Here are examples of some of the combinations you can use:
<META NAME="robots" CONTENT="NOINDEX,NOFOLLOW"> <META NAME="robots" CONTENT="NOINDEX,FOLLOW"> <META NAME="robots" CONTENT="INDEX,NOFOLLOW"> <META NAME="robots" CONTENT="INDEX,FOLLOW">
The last line in this list is in fact the default setting, so you wouldn't ever need to use it in practice.
As I mentioned in the introduction to this article, the META tag can also be used to generate the equivalent of HTTP headers. In practice, this means you can control the behaviour of the user's browser.
There may be occasions when you would want to prevent a page from being cached locally on the user's computer, and thus force the browser to load a fresh copy each time. One example of this might be a webcam which is automatically updated every few seconds - if the user visited at a later date, the browser might show them the cached (and therefore outdated) version.
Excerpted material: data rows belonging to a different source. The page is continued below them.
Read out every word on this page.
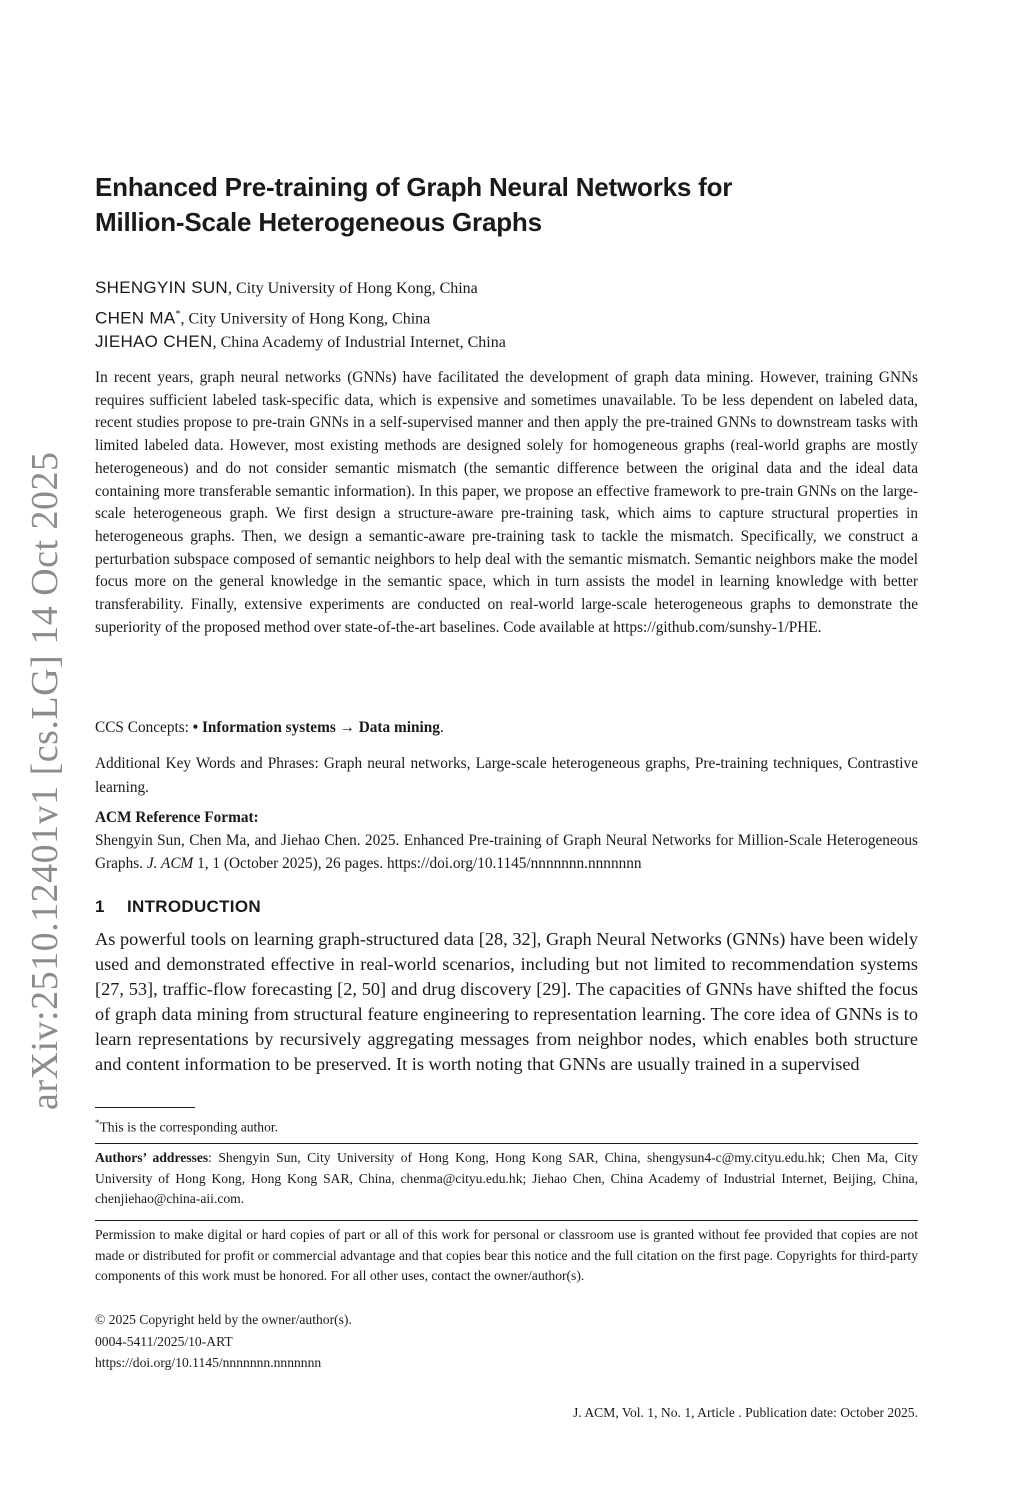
arXiv:2510.12401v1 [cs.LG] 14 Oct 2025
Enhanced Pre-training of Graph Neural Networks for
Million-Scale Heterogeneous Graphs
SHENGYIN SUN, City University of Hong Kong, China
CHEN MA*, City University of Hong Kong, China
JIEHAO CHEN, China Academy of Industrial Internet, China

In recent years, graph neural networks (GNNs) have facilitated the development of graph data mining. However, training GNNs requires sufficient labeled task-specific data, which is expensive and sometimes unavailable. To be less dependent on labeled data, recent studies propose to pre-train GNNs in a self-supervised manner and then apply the pre-trained GNNs to downstream tasks with limited labeled data. However, most existing methods are designed solely for homogeneous graphs (real-world graphs are mostly heterogeneous) and do not consider semantic mismatch (the semantic difference between the original data and the ideal data containing more transferable semantic information). In this paper, we propose an effective framework to pre-train GNNs on the large-scale heterogeneous graph. We first design a structure-aware pre-training task, which aims to capture structural properties in heterogeneous graphs. Then, we design a semantic-aware pre-training task to tackle the mismatch. Specifically, we construct a perturbation subspace composed of semantic neighbors to help deal with the semantic mismatch. Semantic neighbors make the model focus more on the general knowledge in the semantic space, which in turn assists the model in learning knowledge with better transferability. Finally, extensive experiments are conducted on real-world large-scale heterogeneous graphs to demonstrate the superiority of the proposed method over state-of-the-art baselines. Code available at https://github.com/sunshy-1/PHE.

CCS Concepts: • Information systems → Data mining.

Additional Key Words and Phrases: Graph neural networks, Large-scale heterogeneous graphs, Pre-training techniques, Contrastive learning.

ACM Reference Format:

Shengyin Sun, Chen Ma, and Jiehao Chen. 2025. Enhanced Pre-training of Graph Neural Networks for Million-Scale Heterogeneous Graphs. J. ACM 1, 1 (October 2025), 26 pages. https://doi.org/10.1145/nnnnnnn.nnnnnnn

1 INTRODUCTION

As powerful tools on learning graph-structured data [28, 32], Graph Neural Networks (GNNs) have been widely used and demonstrated effective in real-world scenarios, including but not limited to recommendation systems [27, 53], traffic-flow forecasting [2, 50] and drug discovery [29]. The capacities of GNNs have shifted the focus of graph data mining from structural feature engineering to representation learning. The core idea of GNNs is to learn representations by recursively aggregating messages from neighbor nodes, which enables both structure and content information to be preserved. It is worth noting that GNNs are usually trained in a supervised

*This is the corresponding author.

Authors’ addresses: Shengyin Sun, City University of Hong Kong, Hong Kong SAR, China, shengysun4-c@my.cityu.edu.hk; Chen Ma, City University of Hong Kong, Hong Kong SAR, China, chenma@cityu.edu.hk; Jiehao Chen, China Academy of Industrial Internet, Beijing, China, chenjiehao@china-aii.com.

Permission to make digital or hard copies of part or all of this work for personal or classroom use is granted without fee provided that copies are not made or distributed for profit or commercial advantage and that copies bear this notice and the full citation on the first page. Copyrights for third-party components of this work must be honored. For all other uses, contact the owner/author(s).

© 2025 Copyright held by the owner/author(s).

0004-5411/2025/10-ART

https://doi.org/10.1145/nnnnnnn.nnnnnnn

J. ACM, Vol. 1, No. 1, Article . Publication date: October 2025.
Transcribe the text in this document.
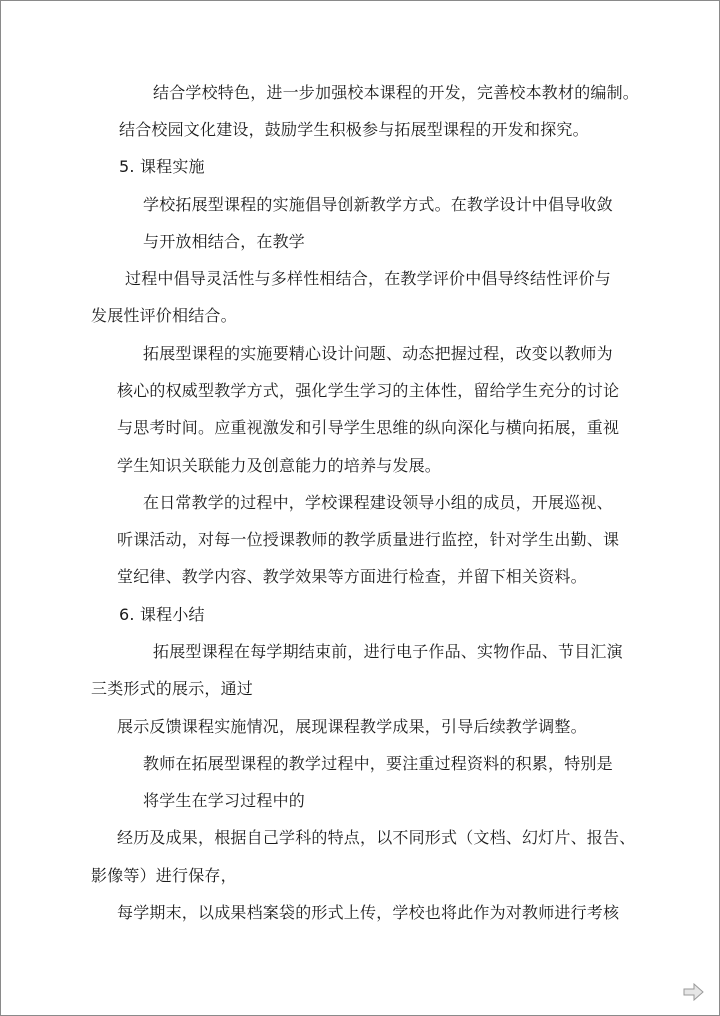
结合学校特色，进一步加强校本课程的开发，完善校本教材的编制。
结合校园文化建设，鼓励学生积极参与拓展型课程的开发和探究。
5. 课程实施
学校拓展型课程的实施倡导创新教学方式。在教学设计中倡导收敛
与开放相结合，在教学
过程中倡导灵活性与多样性相结合，在教学评价中倡导终结性评价与
发展性评价相结合。
拓展型课程的实施要精心设计问题、动态把握过程，改变以教师为
核心的权威型教学方式，强化学生学习的主体性，留给学生充分的讨论
与思考时间。应重视激发和引导学生思维的纵向深化与横向拓展，重视
学生知识关联能力及创意能力的培养与发展。
在日常教学的过程中，学校课程建设领导小组的成员，开展巡视、
听课活动，对每一位授课教师的教学质量进行监控，针对学生出勤、课
堂纪律、教学内容、教学效果等方面进行检查，并留下相关资料。
6. 课程小结
拓展型课程在每学期结束前，进行电子作品、实物作品、节目汇演
三类形式的展示，通过
展示反馈课程实施情况，展现课程教学成果，引导后续教学调整。
教师在拓展型课程的教学过程中，要注重过程资料的积累，特别是
将学生在学习过程中的
经历及成果，根据自己学科的特点，以不同形式（文档、幻灯片、报告、
影像等）进行保存，
每学期末，以成果档案袋的形式上传，学校也将此作为对教师进行考核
There are in fact three META tag variates which you should use to cause this behaviour. This is because they are accepted in different browsers. The first, Expires, is actually supposed to specify an expiry date for the web page. However, if you leave the value as 0, then it treats it as "now", and therefore asks for a new version of the page every time. The other two, Pragma and Cache Control, are specifically designed to prevent (or control) caching, and should take a value of "no-cache". So, to prevent your page being cached in most browsers, you should use the following lines:
<META HTTP-EQUIV="Expires" CONTENT="0"> <META HTTP-EQUIV="Pragma" CONTENT="no-cache"> <META HTTP-EQUIV="Cache-Control" CONTENT="no-cache">
Incidentally, if you wish for your page to expire at a later date, you can specify the date in the following format (using GMT time):
<META HTTP-EQUIV="Expires" CONTENT="Thu, 03 Aug 1999 09:30:00 GMT">
With web hosting services becoming cheaper and cheaper, many people decide to change the location of their web sites from free ISP space to professional server space. This relocation obviously causes confusion, because visitors to the site will still try to use the old URL. What many people do is keep one page at the old address which, when visited, will automatically send the user on to the site's new home. This can be easily achieved using the META tag, which will redirect the user either instantly or after a given time delay.
For example, the line below will redirect the visitor to irt.org after ten seconds, giving them enough time to read about what's going on:
<META HTTP-EQUIV="Refresh" CONTENT="10;URL=http://www.irt.org">
META tags can be very useful additions to your web pages, especially if you would like more control over how the search engines treat your site. Although the keywords and description tags are the most well known, the other forms of metadata can also prove to be helpful.